Essa versão religiosa estava muito presente em Bush filho
antes da guerra do Iraque. Para ele, os Estados Unidos estavam em luta contra o
Eixo do Mal. Ficou célebre esta declaração do tenente-coronel Gareth Brandl ao
liderar o ataque dos fuzileiros navais americanos à cidade iraquiana de Faluja:
— O inimigo tem um rosto. Ele se chama Satã. Ele vive em
Faluja. E nós o destruiremos.
Muitos dos conservadores religiosos que constituem parte da
base republicana esperam um final dos tempos promovido pela intervenção divina.
Encaram os conflitos mundiais, na análise de John Gray, como prenúncio do
Armagedon, batalha final entre a luz e as trevas. Outros esperam ser poupados
dessas provações, num êxtase em que serão conduzidos aos céus. Em ambos os
casos, o mundo imperfeito vivido pela humanidade chegará ao fim.
O verniz religioso das aventuras geopolíticas americanas
continua presente. Só que está ficando mais audacioso e ligeiramente ridículo.
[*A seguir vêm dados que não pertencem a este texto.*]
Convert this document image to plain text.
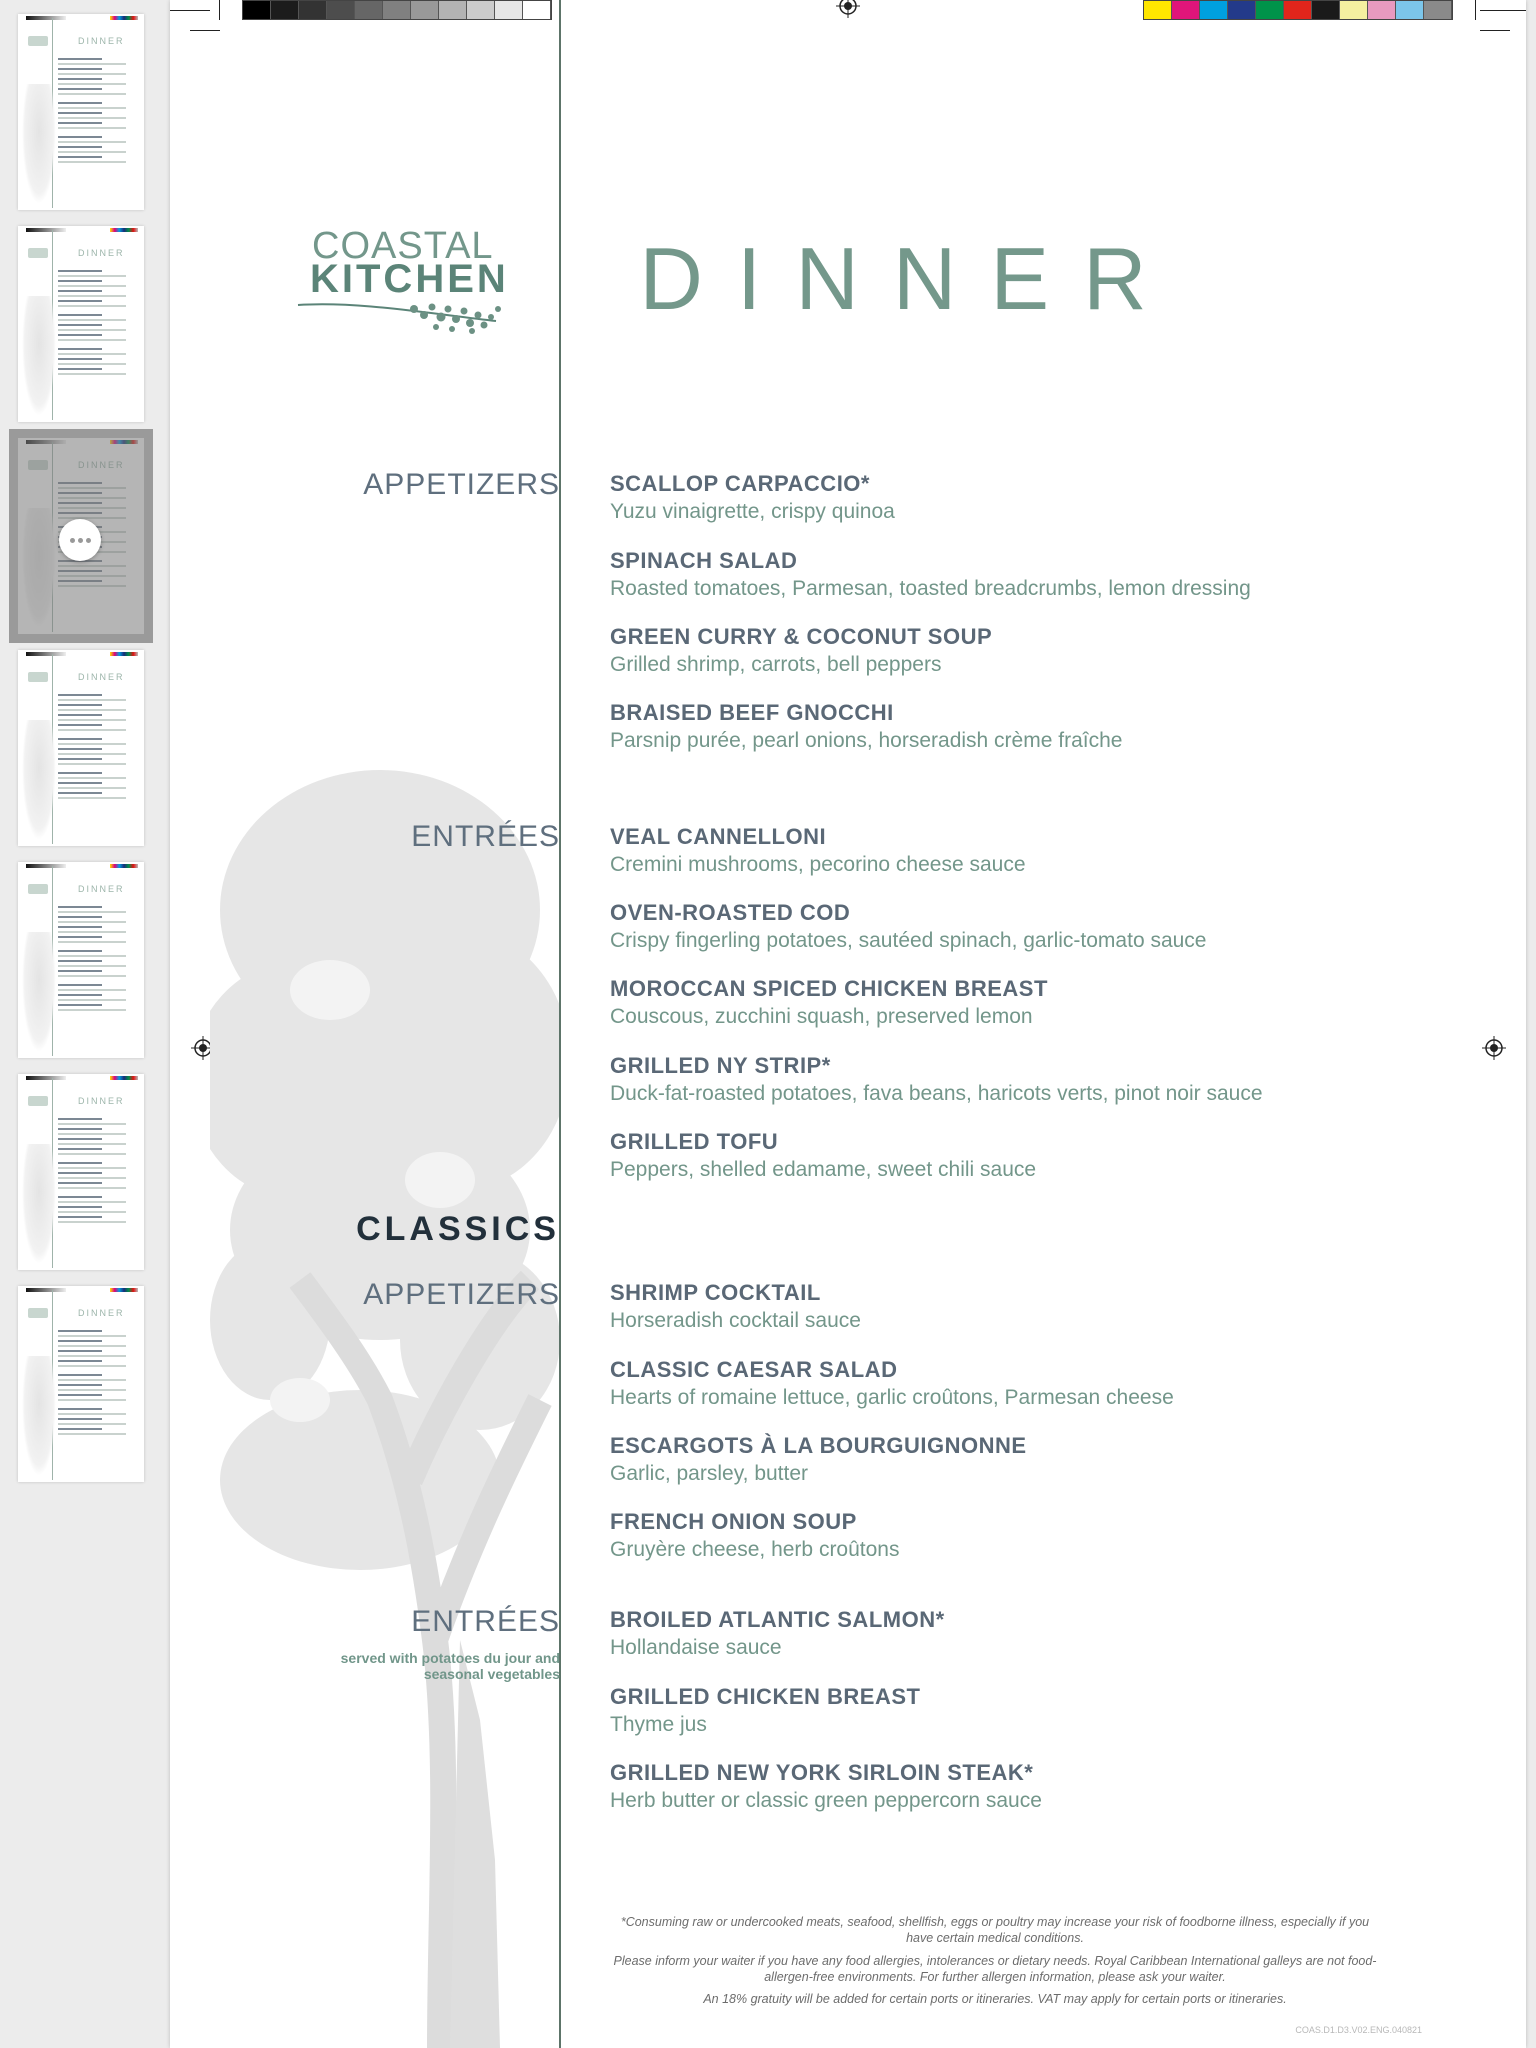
DINNER
DINNER
DINNER
DINNER
DINNER
DINNER
COASTAL
KITCHEN	DINNER
APPETIZERS
ENTRÉES
CLASSICS
APPETIZERS
ENTRÉES
served with potatoes du jour and seasonal vegetables
SCALLOP CARPACCIO*
Yuzu vinaigrette, crispy quinoa
SPINACH SALAD
Roasted tomatoes, Parmesan, toasted breadcrumbs, lemon dressing
GREEN CURRY & COCONUT SOUP
Grilled shrimp, carrots, bell peppers
BRAISED BEEF GNOCCHI
Parsnip purée, pearl onions, horseradish crème fraîche
VEAL CANNELLONI
Cremini mushrooms, pecorino cheese sauce
OVEN-ROASTED COD
Crispy fingerling potatoes, sautéed spinach, garlic-tomato sauce
MOROCCAN SPICED CHICKEN BREAST
Couscous, zucchini squash, preserved lemon
GRILLED NY STRIP*
Duck-fat-roasted potatoes, fava beans, haricots verts, pinot noir sauce
GRILLED TOFU
Peppers, shelled edamame, sweet chili sauce
SHRIMP COCKTAIL
Horseradish cocktail sauce
CLASSIC CAESAR SALAD
Hearts of romaine lettuce, garlic croûtons, Parmesan cheese
ESCARGOTS À LA BOURGUIGNONNE
Garlic, parsley, butter
FRENCH ONION SOUP
Gruyère cheese, herb croûtons
BROILED ATLANTIC SALMON*
Hollandaise sauce
GRILLED CHICKEN BREAST
Thyme jus
GRILLED NEW YORK SIRLOIN STEAK*
Herb butter or classic green peppercorn sauce
*Consuming raw or undercooked meats, seafood, shellfish, eggs or poultry may increase your risk of foodborne illness, especially if you have certain medical conditions.
Please inform your waiter if you have any food allergies, intolerances or dietary needs. Royal Caribbean International galleys are not food-allergen-free environments. For further allergen information, please ask your waiter.
An 18% gratuity will be added for certain ports or itineraries. VAT may apply for certain ports or itineraries.
COAS.D1.D3.V02.ENG.040821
Em primeiro lugar estão as críticas ao Papa. O vice-presidente J.D. Vance disse
que o Papa deveria tomar muito cuidado ao falar de teologia. Como assim? O Papa
graduou-se em teologia aos 27 anos.
Na mesma semana em que fazem críticas ao Papa, querem se
mostrar religiosos. O secretário de Defesa pensou ler um trecho bíblico do
Livro de Ezequiel, mas, na verdade, lia um texto de Quentin Tarantino, escrito
para o filme “Pulp fiction” e declamado pelo ator Samuel L. Jackson.
O tom religioso continua presente, com Trump fazendo
leituras públicas da Bíblia. Tudo mostra que a velha aspiração de Bush continua
de pé: nossa responsabilidade perante a História é livrar o mundo do Mal.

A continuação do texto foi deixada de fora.